Прибой незримый сердца - страница 6
Было очень жарко. Цвёл поздний жасмин, и насыщенный аромат наполнял наши лёгкие тягучим благоуханием. Кто-то высадил два куста жасмина по обе стороны двери подъезда моего дома, и они, теперь уже вымахавшие ввысь, неистово цвели и благоухали, а я, надо сказать, впервые осознанно обратила на них внимание, хотя, как мне потом сказала мама, эти кусты росли здесь уже лет пятнадцать и цвели каждый год…
Ты позвонил спустя три дня. Странно было слышать твой голос сквозь пластмассу телефонной трубки, а не вживую, но я сразу узнала его: не узнать было невозможно. Не могу сказать, что извелась ожиданием, но эти дни постоянно думала о тебе и мысль «Почему он не звонит?» приходила ко мне неоднократно. И всё же свою роль в моей реакции на всё происходящее с нами сыграла немаловажность моего воспитания, когда строгость, гордость, холодность (пусть даже напускная) должны были подчёркивать достоинство девушки, воспитанной в советское время. Поэтому в разговоре с тобой я (хоть и возликовала, услышав тебя) никак не обозначила свои истинные чувства (во всяком случае, мне так казалось).
– Аля!.. – Твой голос излучал тепло, я чувствовала это и не могла мысленно не рвануться тебе навстречу…

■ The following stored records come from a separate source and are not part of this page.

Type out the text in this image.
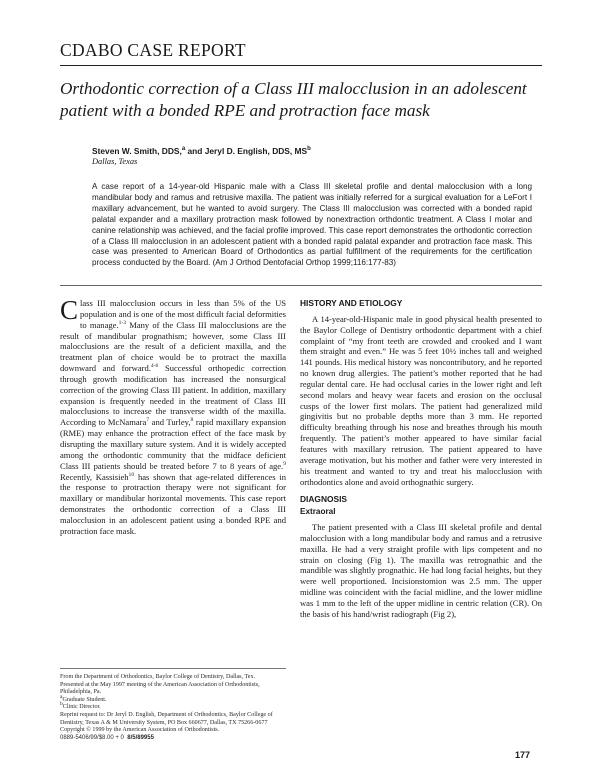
CDABO CASE REPORT
Orthodontic correction of a Class III malocclusion in an adolescent patient with a bonded RPE and protraction face mask
Steven W. Smith, DDS,$^a$ and Jeryl D. English, DDS, $MS^b$
Dallas, Texas
A case report of a 14-year-old Hispanic male with a Class III skeletal profile and dental malocclusion with a long mandibular body and ramus and retrusive maxilla. The patient was initially referred for a surgical evaluation for a LeFort I maxillary advancement, but he wanted to avoid surgery. The Class III malocclusion was corrected with a bonded rapid palatal expander and a maxillary protraction mask followed by nonextraction orthdontic treatment. A Class I molar and canine relationship was achieved, and the facial profile improved. This case report demonstrates the orthodontic correction of a Class III malocclusion in an adolescent patient with a bonded rapid palatal expander and protraction face mask. This case was presented to American Board of Orthodontics as partial fulfillment of the requirements for the certification process conducted by the Board. (Am J Orthod Dentofacial Orthop 1999;116:177-83)

Class III malocclusion occurs in less than 5% of the US population and is one of the most difficult facial deformities to manage.$^{1-3}$ Many of the Class III malocclusions are the result of mandibular prognathism; however, some Class III malocclusions are the result of a deficient maxilla, and the treatment plan of choice would be to protract the maxilla downward and forward.$^{4-6}$ Successful orthopedic correction through growth modification has increased the nonsurgical correction of the growing Class III patient. In addition, maxillary expansion is frequently needed in the treatment of Class III malocclusions to increase the transverse width of the maxilla. According to McNamara$^7$ and Turley,$^8$ rapid maxillary expansion (RME) may enhance the protraction effect of the face mask by disrupting the maxillary suture system. And it is widely accepted among the orthodontic community that the midface deficient Class III patients should be treated before 7 to 8 years of age.$^9$ Recently, Kassisieh$^{10}$ has shown that age-related differences in the response to protraction therapy were not significant for maxillary or mandibular horizontal movements. This case report demonstrates the orthodontic correction of a Class III malocclusion in an adolescent patient using a bonded RPE and protraction face mask.

HISTORY AND ETIOLOGY

A 14-year-old-Hispanic male in good physical health presented to the Baylor College of Dentistry orthodontic department with a chief complaint of “my front teeth are crowded and crooked and I want them straight and even.” He was 5 feet 10½ inches tall and weighed 141 pounds. His medical history was noncontributory, and he reported no known drug allergies. The patient’s mother reported that he had regular dental care. He had occlusal caries in the lower right and left second molars and heavy wear facets and erosion on the occlusal cusps of the lower first molars. The patient had generalized mild gingivitis but no probable depths more than 3 mm. He reported difficulty breathing through his nose and breathes through his mouth frequently. The patient’s mother appeared to have similar facial features with maxillary retrusion. The patient appeared to have average motivation, but his mother and father were very interested in his treatment and wanted to try and treat his malocclusion with orthodontics alone and avoid orthognathic surgery.

DIAGNOSIS
Extraoral

The patient presented with a Class III skeletal profile and dental malocclusion with a long mandibular body and ramus and a retrusive maxilla. He had a very straight profile with lips competent and no strain on closing (Fig 1). The maxilla was retrognathic and the mandible was slightly prognathic. He had long facial heights, but they were well proportioned. Incisionstomion was 2.5 mm. The upper midline was coincident with the facial midline, and the lower midline was 1 mm to the left of the upper midline in centric relation (CR). On the basis of his hand/wrist radiograph (Fig 2),

From the Department of Orthodontics, Baylor College of Dentistry, Dallas, Tex.
Presented at the May 1997 meeting of the American Association of Orthodontists, Philadelphia, Pa.
$^a$Graduate Student.
$^b$Clinic Director.
Reprint request to: Dr Jeryl D. English, Department of Orthodontics, Baylor College of Dentistry, Texas A & M University System, PO Box 660677, Dallas, TX 75266-0677
Copyright © 1999 by the American Association of Orthodontists.
0889-5406/99/$8.00 + 0 8/5/89955
177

Это было началом нашей реальности, временем ничем ещё не омраченного счастья, близости, доверчивости, восторженной нежности, радости, иными словами, всех тех эмоций, на основе которых замешиваются истинные чувства. Что и говорить, я окунулась в любовь; ты был, без ложной скромности, моей первой и настоящей любовью. Почему я говорю «настоящей»? – ни в коей мере не утверждаю, что бывает ненастоящая. Только настоящая и бывает, если речь идёт о любви.
Мы стали встречаться.
Виделись мы нечасто. Возможно, этот нюанс в некотором роде помогал нам сохранять свежесть чувств. Этой мыслью я успокаивала себя; надо же было придумать объяснение чему-то неясному, чтобы иметь возможность легче принять это как данность, если не остаётся ничего другого! Это, конечно, не совсем так, моя ирония здесь не вполне уместна: нечастость встреч по большому счёту определялась родом твоей работы (ты был спасателем – редкая и трудная профессия) и несовпадением её графика (ты часто уезжал на сборы) с моей начавшейся в сентябре учёбой. Кроме того, весь август, предваряющий начало первого семестра, я вынужденно провела у бабушки в другом городе: она сильно болела, что вызвало необходимость постоянного нахождения рядом. Таким образом, в последний месяц лета моё отсутствие и твоя занятость не позволили нам увидеться. Потом началась учёба – долгожданная учёба в долгожданном ВУЗе, – закружившая меня в вихре студенческой жизни. Но эту жизнь я воспринимала сквозь призму наших с тобой отношений, потому что моя душа постоянно стремилась к тебе.
Я гордо ждала твоих звонков и предложений встретиться, не делая попыток проявить инициативу, хотя порой так хотелось наплевать на эти дурацкие условности! Но воспитание, ничего с этим не попишешь, диктовало мне свои неукоснительные правила, корректировать которые я ещё не научилась.
Несколько наших встреч, предваряющих мой августовский отъезд к бабушке, чудесным образом привязали мои думки к тебе, и я уже не мыслила своей жизни без этой привязанности и не могла понять, как жила без тебя раньше. Каждый наш разговор, каждая встреча становились для меня целым событием. Первые секунды разговора дрожь волнения не давала мне дышать, но потом я мысленно бросалась в пучину происходящего, лавируя между подводными камнями серой повседневности и бытовой рутины и притягательными островками тех запретных тем, которых мы пока не касались.